While Johnson led the Wildcats in scoring with 16 points, heroes were all over the court. McConnell had five assists and no turnovers — after he had 10 assists and no turnovers against CU three weeks earlier — while Aaron Gordon put on another show with nine points, nine rebounds, three blocks and three steals.
One of Gordon’s blocks came early in the second half, when UA took a 27-24 halftime lead and blew the game open by holding Colorado to 2-of-15 shooting over the first 10 minutes of the second half.

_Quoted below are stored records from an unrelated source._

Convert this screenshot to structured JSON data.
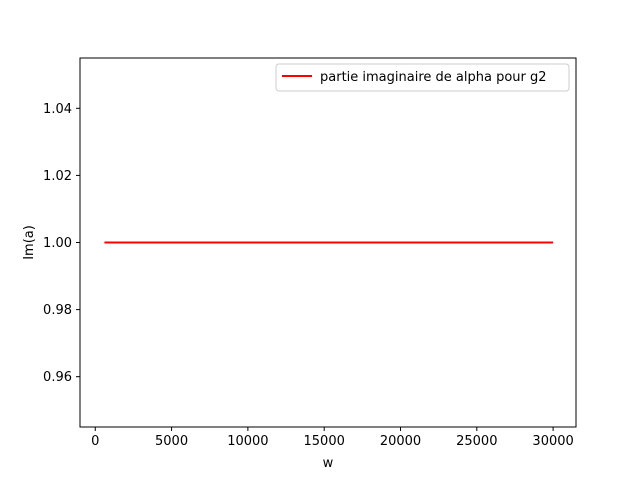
{
  "chart_data": {
    "type": "line",
    "title": "",
    "xlabel": "w",
    "ylabel": "Im(a)",
    "xlim": [
      -1000,
      31500
    ],
    "ylim": [
      0.945,
      1.055
    ],
    "xticks": [
      0,
      5000,
      10000,
      15000,
      20000,
      25000,
      30000
    ],
    "yticks": [
      0.96,
      0.98,
      1.0,
      1.02,
      1.04
    ],
    "xtick_labels": [
      "0",
      "5000",
      "10000",
      "15000",
      "20000",
      "25000",
      "30000"
    ],
    "ytick_labels": [
      "0.96",
      "0.98",
      "1.00",
      "1.02",
      "1.04"
    ],
    "grid": false,
    "legend_position": "top-right",
    "series": [
      {
        "name": "partie imaginaire de alpha pour g2",
        "color": "#ff0000",
        "x": [
          600,
          30000
        ],
        "y": [
          1.0,
          1.0
        ]
      }
    ]
  }
}
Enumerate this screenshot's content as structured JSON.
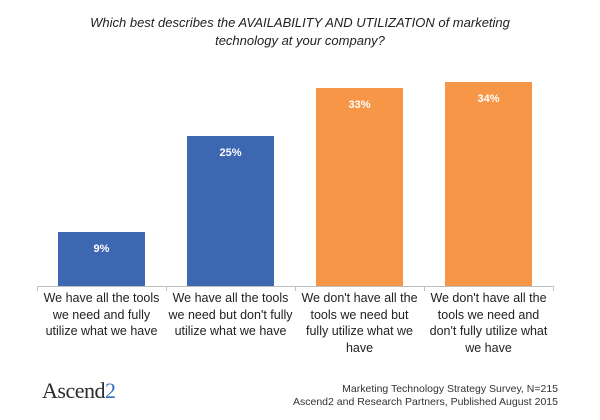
{
  "chart_data": {
    "type": "bar",
    "title": "Which best describes the AVAILABILITY AND UTILIZATION of marketing technology at your company?",
    "title_lines": [
      "Which best describes the AVAILABILITY AND UTILIZATION of marketing",
      "technology at your company?"
    ],
    "categories": [
      "We have all the tools we need and fully utilize what we have",
      "We have all the tools we need but don't fully utilize what we have",
      "We don't have all the tools we need but fully utilize what we have",
      "We don't have all the tools we need and don't fully utilize what we have"
    ],
    "category_lines": [
      [
        "We have all the tools",
        "we need and fully",
        "utilize what we have"
      ],
      [
        "We have all the tools",
        "we need but don't fully",
        "utilize what we have"
      ],
      [
        "We don't have all the",
        "tools we need but",
        "fully utilize what we",
        "have"
      ],
      [
        "We don't have all the",
        "tools we need and",
        "don't fully utilize what",
        "we have"
      ]
    ],
    "values": [
      9,
      25,
      33,
      34
    ],
    "data_labels": [
      "9%",
      "25%",
      "33%",
      "34%"
    ],
    "colors": [
      "#3d67b0",
      "#3d67b0",
      "#f79646",
      "#f79646"
    ],
    "xlabel": "",
    "ylabel": "",
    "ylim": [
      0,
      40
    ],
    "grid": false,
    "legend": "none"
  },
  "footer": {
    "logo_text": "Ascend",
    "logo_accent": "2",
    "source_line1": "Marketing Technology Strategy Survey, N=215",
    "source_line2": "Ascend2 and Research Partners, Published August 2015"
  }
}
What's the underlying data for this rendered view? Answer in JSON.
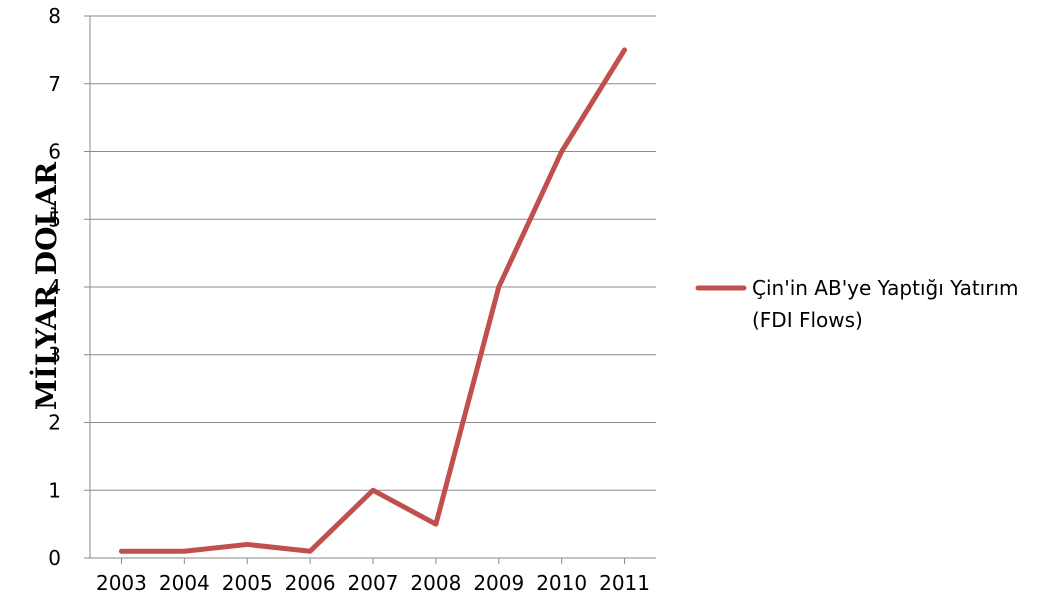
{
  "chart_data": {
    "type": "line",
    "title": "",
    "xlabel": "",
    "ylabel": "MİLYAR DOLAR",
    "categories": [
      "2003",
      "2004",
      "2005",
      "2006",
      "2007",
      "2008",
      "2009",
      "2010",
      "2011"
    ],
    "series": [
      {
        "name": "Çin'in AB'ye Yaptığı Yatırım (FDI Flows)",
        "legend_lines": [
          "Çin'in AB'ye Yaptığı Yatırım",
          "(FDI Flows)"
        ],
        "color": "#c0504d",
        "values": [
          0.1,
          0.1,
          0.2,
          0.1,
          1.0,
          0.5,
          4.0,
          6.0,
          7.5
        ]
      }
    ],
    "ylim": [
      0,
      8
    ],
    "yticks": [
      "0",
      "1",
      "2",
      "3",
      "4",
      "5",
      "6",
      "7",
      "8"
    ],
    "grid": true,
    "legend_position": "right"
  }
}
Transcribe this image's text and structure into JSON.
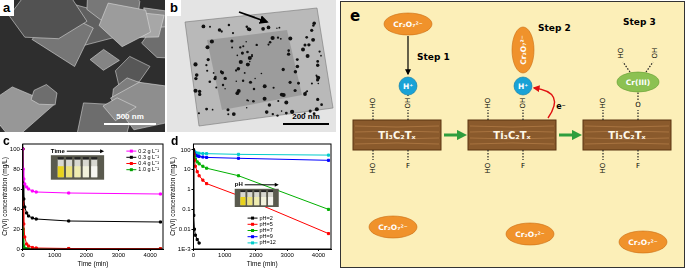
{
  "images": [
    {
      "panel_label": "a",
      "scale_bar": "500 nm"
    },
    {
      "panel_label": "b",
      "scale_bar": "200 nm"
    }
  ],
  "chart_data": [
    {
      "type": "line",
      "title": "c",
      "x_label": "Time (min)",
      "y_label": "Cr(VI) concentration (mg/L)",
      "annotation": "Time",
      "x": [
        0,
        10,
        30,
        60,
        120,
        180,
        300,
        420,
        1440,
        4320
      ],
      "series": [
        {
          "name": "0.2 g L⁻¹",
          "color": "#ff00ff",
          "values": [
            100,
            80,
            70,
            65,
            62,
            60,
            58,
            57,
            56,
            55
          ]
        },
        {
          "name": "0.3 g L⁻¹",
          "color": "#000000",
          "values": [
            100,
            65,
            50,
            42,
            36,
            33,
            31,
            30,
            28,
            27
          ]
        },
        {
          "name": "0.4 g L⁻¹",
          "color": "#ff0000",
          "values": [
            100,
            50,
            25,
            12,
            5,
            3,
            1.5,
            1,
            0.5,
            0.3
          ]
        },
        {
          "name": "1.0 g L⁻¹",
          "color": "#00a000",
          "values": [
            100,
            20,
            3,
            0.5,
            0.2,
            0.1,
            0.1,
            0.1,
            0.1,
            0.1
          ]
        }
      ],
      "xlim": [
        0,
        4400
      ],
      "xticks": [
        0,
        1000,
        2000,
        3000,
        4000
      ],
      "ylim": [
        0,
        105
      ],
      "yticks": [
        0,
        20,
        40,
        60,
        80,
        100
      ],
      "grid": false,
      "legend": "top-right",
      "marker": "square"
    },
    {
      "type": "line",
      "title": "d",
      "x_label": "Time (min)",
      "y_label": "Cr(VI) concentration (mg/L)",
      "annotation": "pH",
      "x": [
        0,
        10,
        30,
        60,
        120,
        180,
        300,
        420,
        1440,
        4320
      ],
      "series": [
        {
          "name": "pH=2",
          "color": "#000000",
          "values": [
            100,
            0.05,
            0.01,
            0.005,
            0.003,
            0.002,
            null,
            null,
            null,
            null
          ]
        },
        {
          "name": "pH=5",
          "color": "#ff0000",
          "values": [
            100,
            60,
            30,
            15,
            8,
            5,
            3,
            2,
            0.5,
            0.006
          ]
        },
        {
          "name": "pH=7",
          "color": "#00b000",
          "values": [
            100,
            70,
            50,
            35,
            25,
            20,
            15,
            12,
            5,
            0.1
          ]
        },
        {
          "name": "pH=9",
          "color": "#0000ff",
          "values": [
            100,
            80,
            65,
            55,
            50,
            47,
            44,
            42,
            38,
            30
          ]
        },
        {
          "name": "pH=12",
          "color": "#00cccc",
          "values": [
            100,
            90,
            80,
            75,
            70,
            68,
            66,
            65,
            60,
            55
          ]
        }
      ],
      "xlim": [
        0,
        4400
      ],
      "xticks": [
        0,
        1000,
        2000,
        3000,
        4000
      ],
      "ylim": [
        0.001,
        200
      ],
      "yticks": [
        {
          "value": 0.001,
          "label": "1E-3"
        },
        0.01,
        0.1,
        1,
        10,
        100
      ],
      "log": "y",
      "grid": false,
      "legend": "bottom",
      "marker": "square"
    }
  ],
  "diagram": {
    "label": "e",
    "material": "Ti₃C₂Tₓ",
    "steps": [
      "Step 1",
      "Step 2",
      "Step 3"
    ],
    "dichromate": "Cr₂O₇²⁻",
    "proton": "H⁺",
    "electron": "e⁻",
    "reduced": "Cr(III)",
    "groups": {
      "hydroxyl_left": "HO",
      "hydroxyl_right": "OH",
      "fluorine": "F",
      "oxygen": "O"
    }
  }
}
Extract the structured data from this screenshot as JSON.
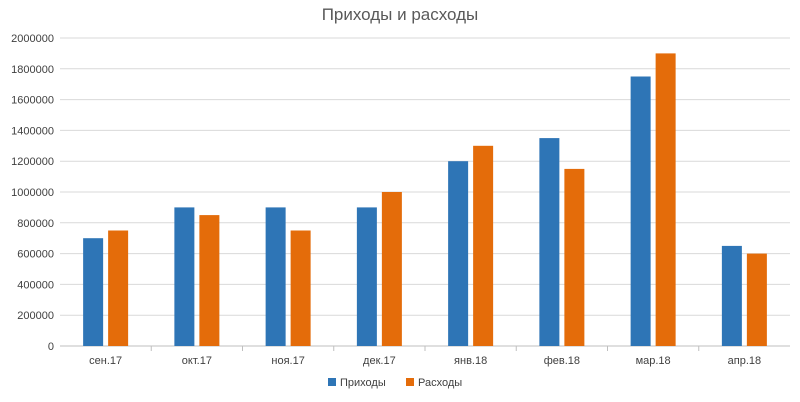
{
  "chart_data": {
    "type": "bar",
    "title": "Приходы и расходы",
    "xlabel": "",
    "ylabel": "",
    "categories": [
      "сен.17",
      "окт.17",
      "ноя.17",
      "дек.17",
      "янв.18",
      "фев.18",
      "мар.18",
      "апр.18"
    ],
    "series": [
      {
        "name": "Приходы",
        "color": "#2E75B6",
        "values": [
          700000,
          900000,
          900000,
          900000,
          1200000,
          1350000,
          1750000,
          650000
        ]
      },
      {
        "name": "Расходы",
        "color": "#E46C0A",
        "values": [
          750000,
          850000,
          750000,
          1000000,
          1300000,
          1150000,
          1900000,
          600000
        ]
      }
    ],
    "ylim": [
      0,
      2000000
    ],
    "yticks": [
      "0",
      "200000",
      "400000",
      "600000",
      "800000",
      "1000000",
      "1200000",
      "1400000",
      "1600000",
      "1800000",
      "2000000"
    ],
    "grid": true,
    "legend_position": "bottom"
  }
}
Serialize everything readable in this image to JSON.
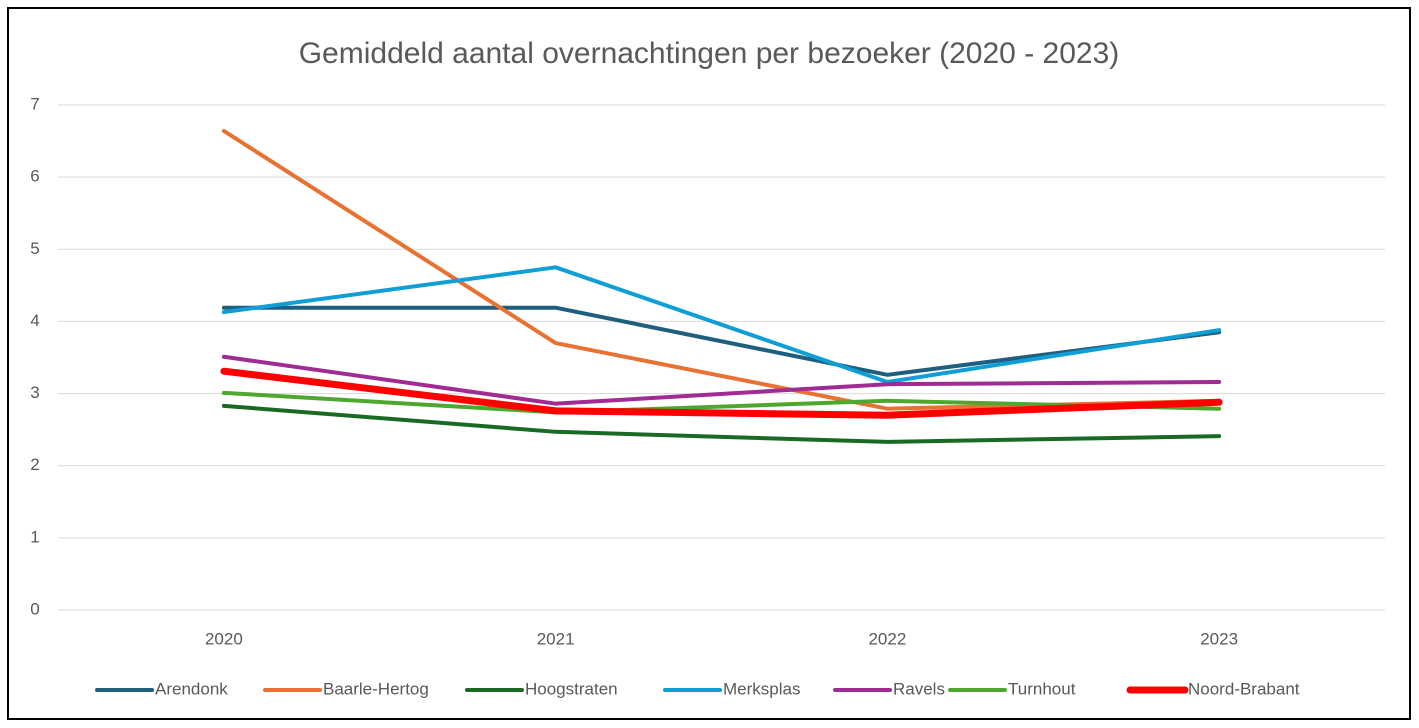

Gordon blocked Xavier Johnson, who had hurt the Wildcats in the first half with nine points. Johnson was humbled a few weeks earlier following his January comments that the Buffaloes would “blow out” the Wildcats in Boulder.
Xavier Johnson went just 1 for 10 from the field in the game at Boulder, which UA won 88-61, but was 3 for 5 and hit both three-point attempts he took in the first half Friday.
After halftime, he was just 1 of 6, and was emblematic of the Buffaloes’ second-half shooting struggles.
The fact that CU guard Askia Booker only went 4 for 14 from the field, working hard for his 12 points, also made the difference for Arizona.
“When we were watching film this morning, the biggest thing we got was that, in order for them to win, they needed Askia and Xavier Johnson to have big games,” UA guard Gabe York said. “Xavier was really quiet in the second half. He got blocked and fouled, and I think that’s what took him out of the game.”
York said it helped that the Wildcats were thoroughly familiar with Colorado and Utah, which they had kept to just 25.5 percent shooting in a quarterfinal blowout Thursday. It also may have helped that Colorado was playing its third game in three days.
“I don’t know if it did or not,” Colorado coach Tad Boyle said of the possible fatigue factor. “Our guys are young. Our guys are resilient.”
Indeed, it was two years ago that Colorado beat UA while playing its fourth game in four days to claim the Pac-12 tournament championship.
Nick Johnson was a freshman in that game, and there’s little doubt he’s looking for a different result today, in what could be the Wildcats’ first Pac-10 or Pac-12 tournament title since 2002.
“It’s one of our three goals,” Johnson said of winning the Pac-12 regular season and tournament titles, plus the NCAA tournament. “Nothing feels better than to obtain your goals.”